Statistical inference with belief functions: A survey
This academic survey examines statistical inference methods within the belief functions framework, a mathematical approach for characterizing uncertainty when insufficient data prevents traditional probability distribution learning. The work reviews key contributions to inferring belief measures from statistical data, offering theoretical foundations relevant to uncertainty quantification in data-sparse environments.
Belief functions, also known as Dempster-Shafer theory, represent a mathematical formalism for reasoning under uncertainty that extends beyond classical probability theory. This survey aggregates research on how to extract belief measures from empirical data, addressing a fundamental challenge in artificial intelligence and machine learning: making robust inferences when training data is limited or incomplete. The framework has gained relevance as organizations increasingly deploy AI systems in domains where data collection remains prohibitively expensive or impossible.
The theoretical significance of belief functions lies in their flexibility. Unlike Bayesian approaches that require explicit prior distributions, belief functions allow uncertainty to be represented through lower and upper probability bounds, enabling more conservative decision-making when evidence is sparse. This characteristic makes the framework particularly valuable for safety-critical applications, risk assessment, and scenarios involving epistemic uncertainty rather than aleatory variability.

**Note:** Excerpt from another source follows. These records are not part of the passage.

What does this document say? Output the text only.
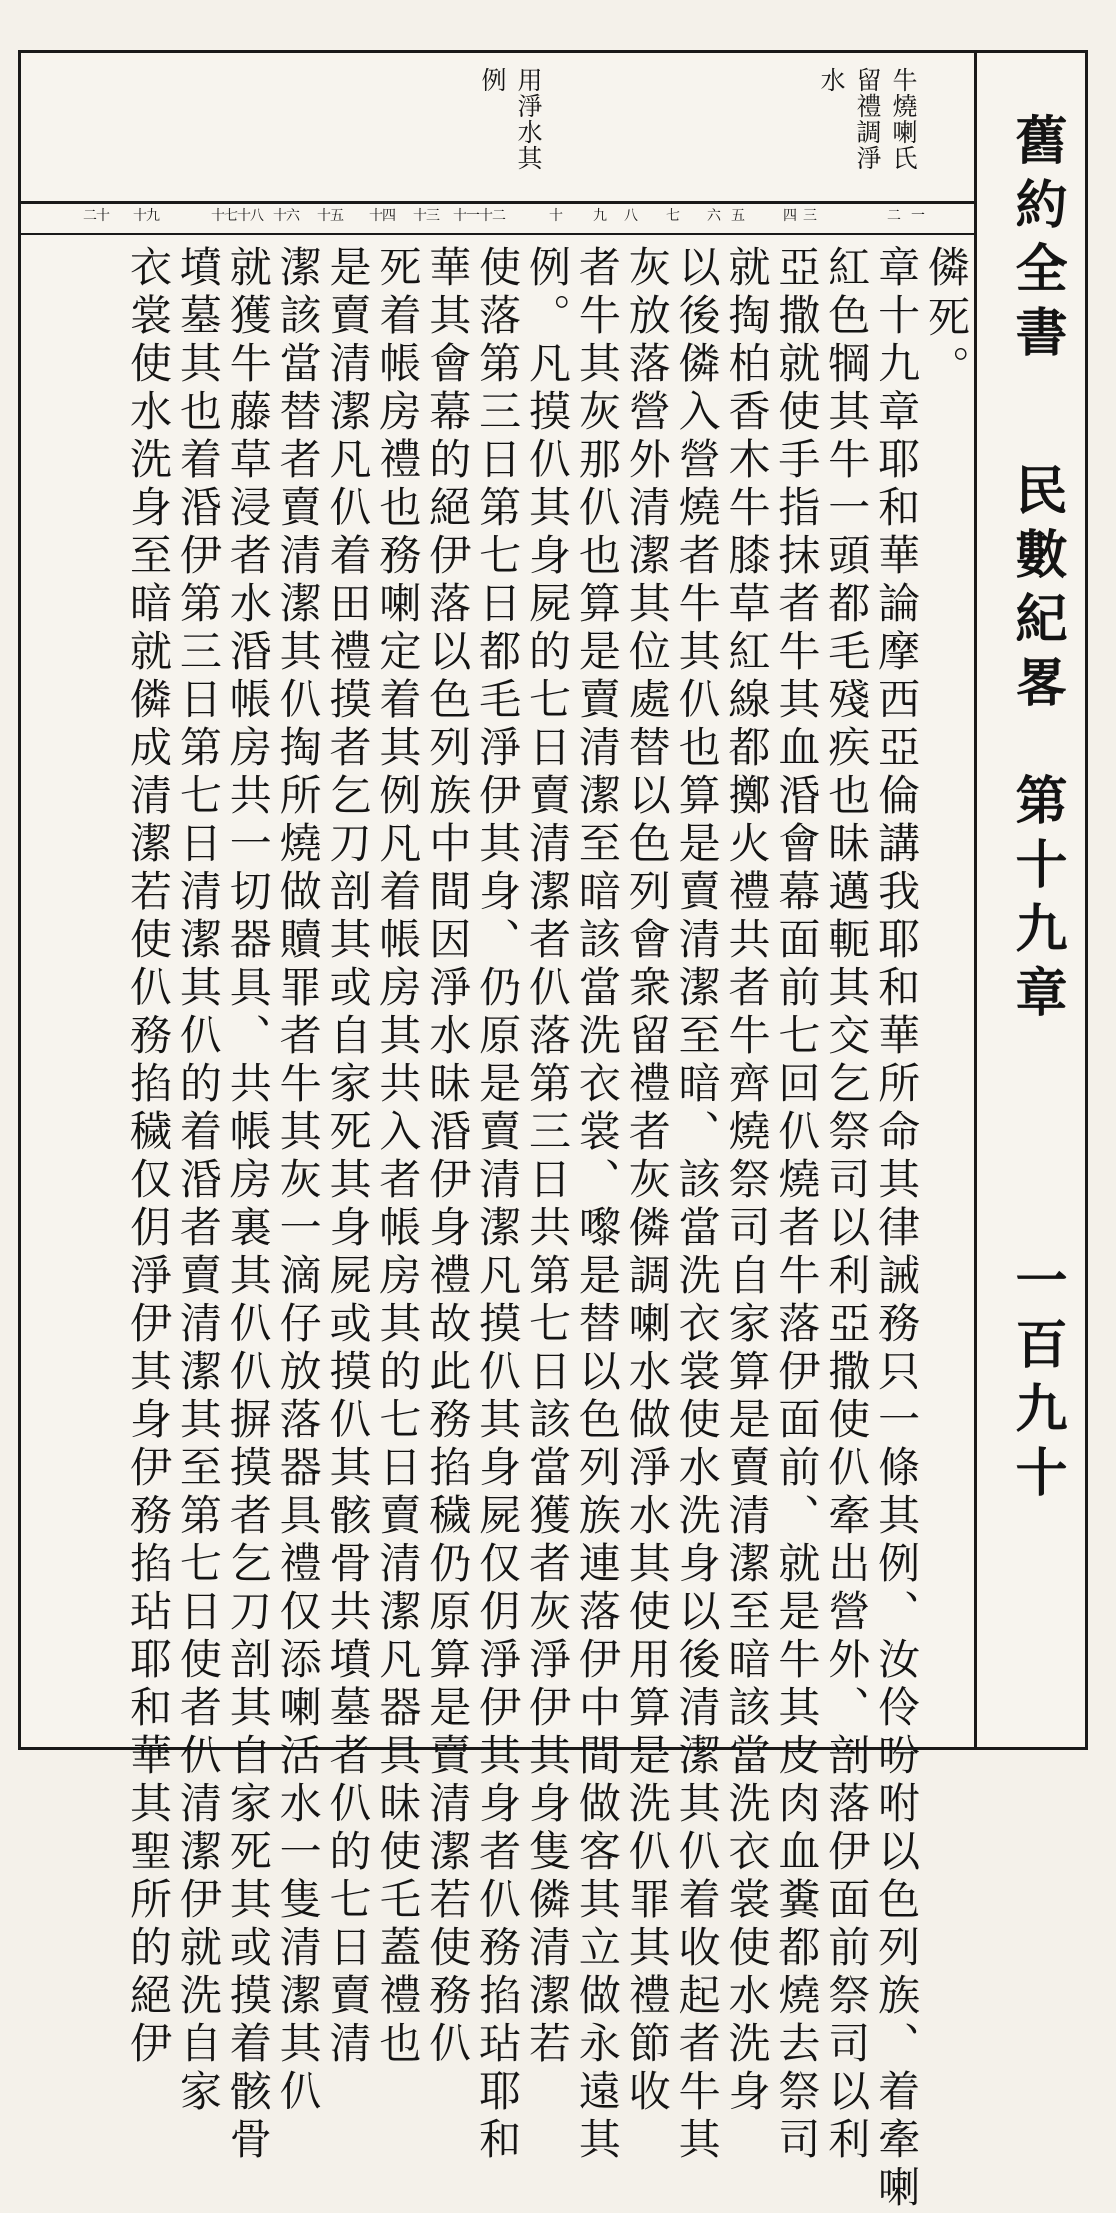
牛燒喇氏
留禮調淨
水
用淨水其
例
一
二
三
四
五
六
七
八
九
十
十一十二
十三
十四
十五
十六
十七十八
十九
二十	舊約全書
民數紀畧
第十九章
一百九十
僯死。
章十九章耶和華論摩西亞倫講我耶和華所命其律誡務只一條其例、汝伶吩咐以色列族、着牽喇
紅色犅其牛一頭都毛殘疾也昧邁軛其交乞祭司以利亞撒使仈牽出營外、剖落伊面前祭司以利
亞撒就使手指抹者牛其血涽會幕面前七回仈燒者牛落伊面前、就是牛其皮肉血糞都燒去祭司
就掏柏香木牛膝草紅線都擲火禮共者牛齊燒祭司自家算是賣清潔至暗該當洗衣裳使水洗身
以後僯入營燒者牛其仈也算是賣清潔至暗、該當洗衣裳使水洗身以後清潔其仈着收起者牛其
灰放落營外清潔其位處替以色列會衆留禮者灰僯調喇水做淨水其使用算是洗仈罪其禮節收
者牛其灰那仈也算是賣清潔至暗該當洗衣裳、嚟是替以色列族連落伊中間做客其立做永遠其
例。凡摸仈其身屍的七日賣清潔者仈落第三日共第七日該當獲者灰淨伊其身隻僯清潔若
使落第三日第七日都毛淨伊其身、仍原是賣清潔凡摸仈其身屍仅仴淨伊其身者仈務掐玷耶和
華其會幕的絕伊落以色列族中間因淨水昧涽伊身禮故此務掐穢仍原算是賣清潔若使務仈
死着帳房禮也務喇定着其例凡着帳房其共入者帳房其的七日賣清潔凡器具昧使乇蓋禮也
是賣清潔凡仈着田禮摸者乞刀剖其或自家死其身屍或摸仈其骸骨共墳墓者仈的七日賣清
潔該當替者賣清潔其仈掏所燒做贖罪者牛其灰一滴仔放落器具禮仅添喇活水一隻清潔其仈
就獲牛藤草浸者水涽帳房共一切器具、共帳房裏其仈仈摒摸者乞刀剖其自家死其或摸着骸骨
墳墓其也着涽伊第三日第七日清潔其仈的着涽者賣清潔其至第七日使者仈清潔伊就洗自家
衣裳使水洗身至暗就僯成清潔若使仈務掐穢仅仴淨伊其身伊務掐玷耶和華其聖所的絕伊
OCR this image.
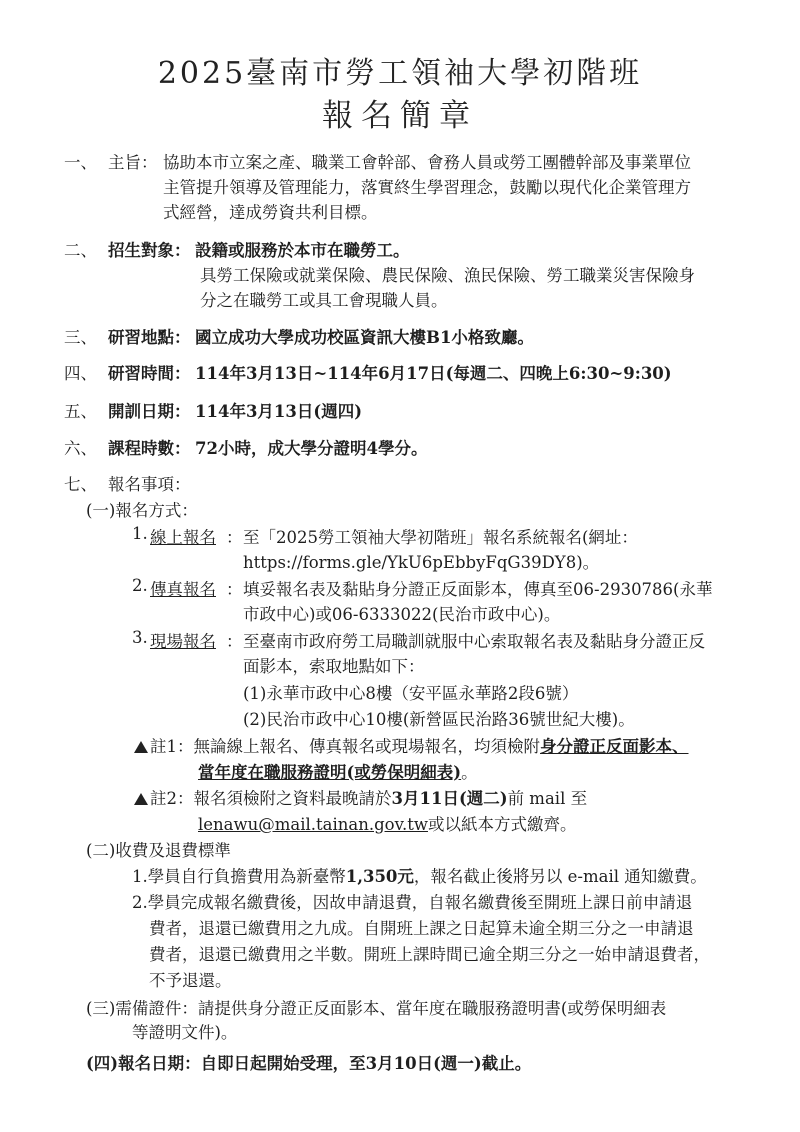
2025臺南市勞工領袖大學初階班
報名簡章
一、 主旨： 協助本市立案之產、職業工會幹部、會務人員或勞工團體幹部及事業單位
主管提升領導及管理能力，落實終生學習理念，鼓勵以現代化企業管理方
式經營，達成勞資共利目標。
二、 招生對象： 設籍或服務於本市在職勞工。
具勞工保險或就業保險、農民保險、漁民保險、勞工職業災害保險身
分之在職勞工或具工會現職人員。
三、 研習地點： 國立成功大學成功校區資訊大樓B1小格致廳。
四、 研習時間： 114年3月13日~114年6月17日(每週二、四晚上6:30~9:30)
五、 開訓日期： 114年3月13日(週四)
六、 課程時數： 72小時，成大學分證明4學分。
七、 報名事項：
(一)報名方式：
1. 線上報名 ： 至「2025勞工領袖大學初階班」報名系統報名(網址：
https://forms.gle/YkU6pEbbyFqG39DY8)。
2. 傳真報名 ： 填妥報名表及黏貼身分證正反面影本，傳真至06-2930786(永華
市政中心)或06-6333022(民治市政中心)。
3. 現場報名 ： 至臺南市政府勞工局職訓就服中心索取報名表及黏貼身分證正反
面影本，索取地點如下：
(1)永華市政中心8樓（安平區永華路2段6號）
(2)民治市政中心10樓(新營區民治路36號世紀大樓)。
註1：無論線上報名、傳真報名或現場報名，均須檢附身分證正反面影本、
當年度在職服務證明(或勞保明細表)。
註2：報名須檢附之資料最晚請於3月11日(週二)前 mail 至
lenawu@mail.tainan.gov.tw或以紙本方式繳齊。
(二)收費及退費標準
1.學員自行負擔費用為新臺幣1,350元，報名截止後將另以 e-mail 通知繳費。
2.學員完成報名繳費後，因故申請退費，自報名繳費後至開班上課日前申請退
費者，退還已繳費用之九成。自開班上課之日起算未逾全期三分之一申請退
費者，退還已繳費用之半數。開班上課時間已逾全期三分之一始申請退費者，
不予退還。
(三)需備證件：請提供身分證正反面影本、當年度在職服務證明書(或勞保明細表
等證明文件)。
(四)報名日期：自即日起開始受理，至3月10日(週一)截止。
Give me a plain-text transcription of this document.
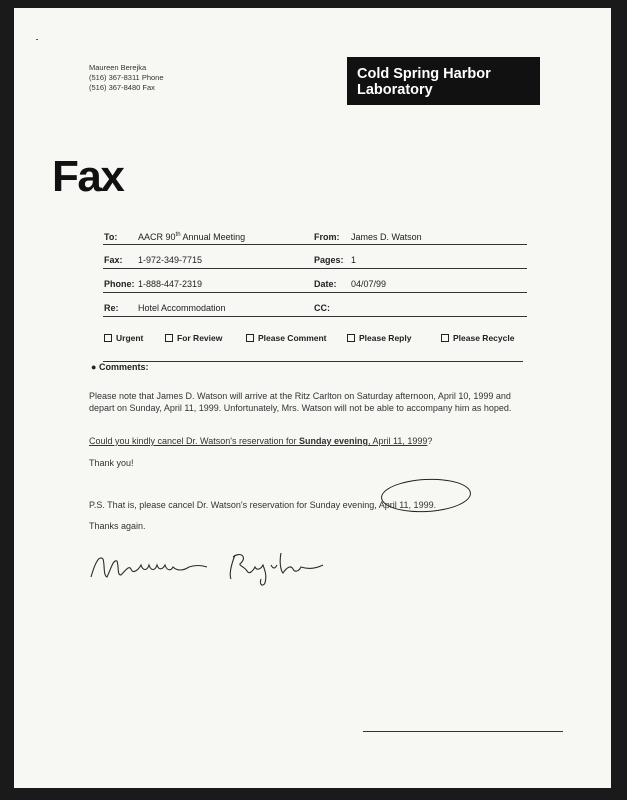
Maureen Berejka
(516) 367-8311 Phone
(516) 367-8480 Fax
Cold Spring Harbor
Laboratory
Fax
To: AACR 90th Annual Meeting	From: James D. Watson
Fax: 1-972-349-7715	Pages: 1
Phone: 1-888-447-2319	Date: 04/07/99
Re: Hotel Accommodation	CC:
Urgent	For Review	Please Comment	Please Reply	Please Recycle
● Comments:
Please note that James D. Watson will arrive at the Ritz Carlton on Saturday afternoon, April 10, 1999 and depart on Sunday, April 11, 1999. Unfortunately, Mrs. Watson will not be able to accompany him as hoped.
Could you kindly cancel Dr. Watson's reservation for Sunday evening, April 11, 1999?
Thank you!
P.S. That is, please cancel Dr. Watson's reservation for Sunday evening, April 11, 1999.
Thanks again.
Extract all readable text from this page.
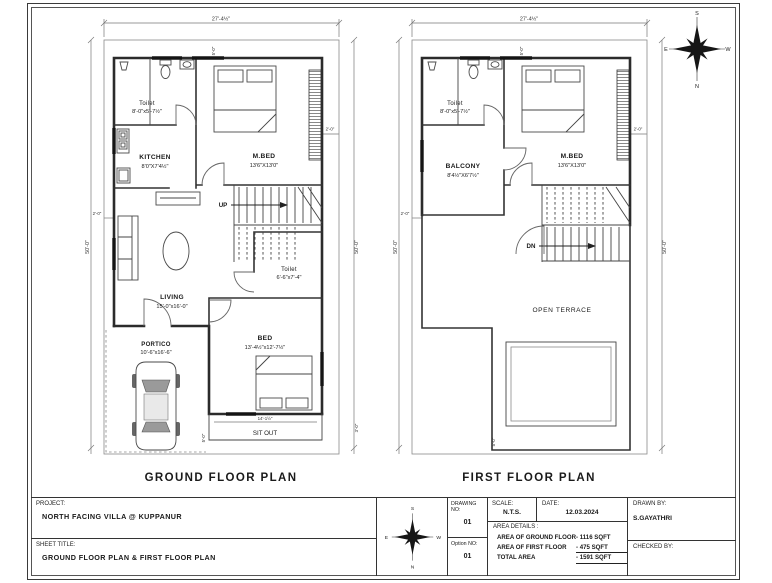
27'-4½"
50'-0"	50'-0"
5'-0"
2'-0"
2'-0"
5'-0"
3'-0"
UP
14'-1½"
SIT OUT
Toilet
8'-0"x5'-7½"
KITCHEN
8'0"X7'4½"
M.BED
13'6"X13'0"
LIVING
15'-0"x16'-0"
Toilet
6'-6"x7'-4"
BED
13'-4½"x12'-7½"
PORTICO
10'-6"x16'-6"
GROUND FLOOR PLAN
27'-4½"
50'-0"	50'-0"
5'-0"
2'-0"
2'-0"
5'-0"
DN
Toilet
8'-0"x5'-7½"
BALCONY
8'4½"X6'7½"
M.BED
13'6"X13'0"
OPEN TERRACE
FIRST FLOOR PLAN
S
N
E	W
PROJECT:
NORTH FACING VILLA @ KUPPANUR
SHEET TITLE:
GROUND FLOOR PLAN & FIRST FLOOR PLAN
S
N
E	W
DRAWING NO:
01
Option NO:
01
SCALE:
N.T.S.
DATE:
12.03.2024
AREA DETAILS :
AREA OF GROUND FLOOR - 1116 SQFT
AREA OF FIRST FLOOR	- 475 SQFT
TOTAL AREA	- 1591 SQFT
DRAWN BY:
S.GAYATHRI
CHECKED BY:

For practitioners developing AI systems, statistical inference with belief functions offers methodological alternatives to traditional probabilistic approaches, especially in regulated industries like finance, healthcare, and autonomous systems where quantifying confidence levels is crucial. The comprehensive review provides researchers and engineers with a consolidated knowledge base for implementing these methods, reducing the technical barriers to adoption.
Future development in this field likely centers on computational efficiency and scalability. As belief function theory matures, integration with modern deep learning architectures and distributed computing frameworks will determine practical applicability. Organizations monitoring AI governance and uncertainty quantification should track advances in this area, particularly for applications requiring explainable confidence assessments and robust decision-making under limited information.
- βBelief functions provide mathematical frameworks for uncertainty quantification when probability distributions cannot be reliably learned from limited data.
- βThe survey consolidates research on statistical inference methods within the belief functions paradigm, offering a unified theoretical foundation.
- βThis approach extends beyond classical probability theory by using lower and upper probability bounds for more conservative uncertainty representation.
- βApplications span safety-critical domains including autonomous systems, finance, and healthcare where confidence quantification is essential.
- βComputational scalability and integration with modern AI architectures remain open challenges for practical deployment.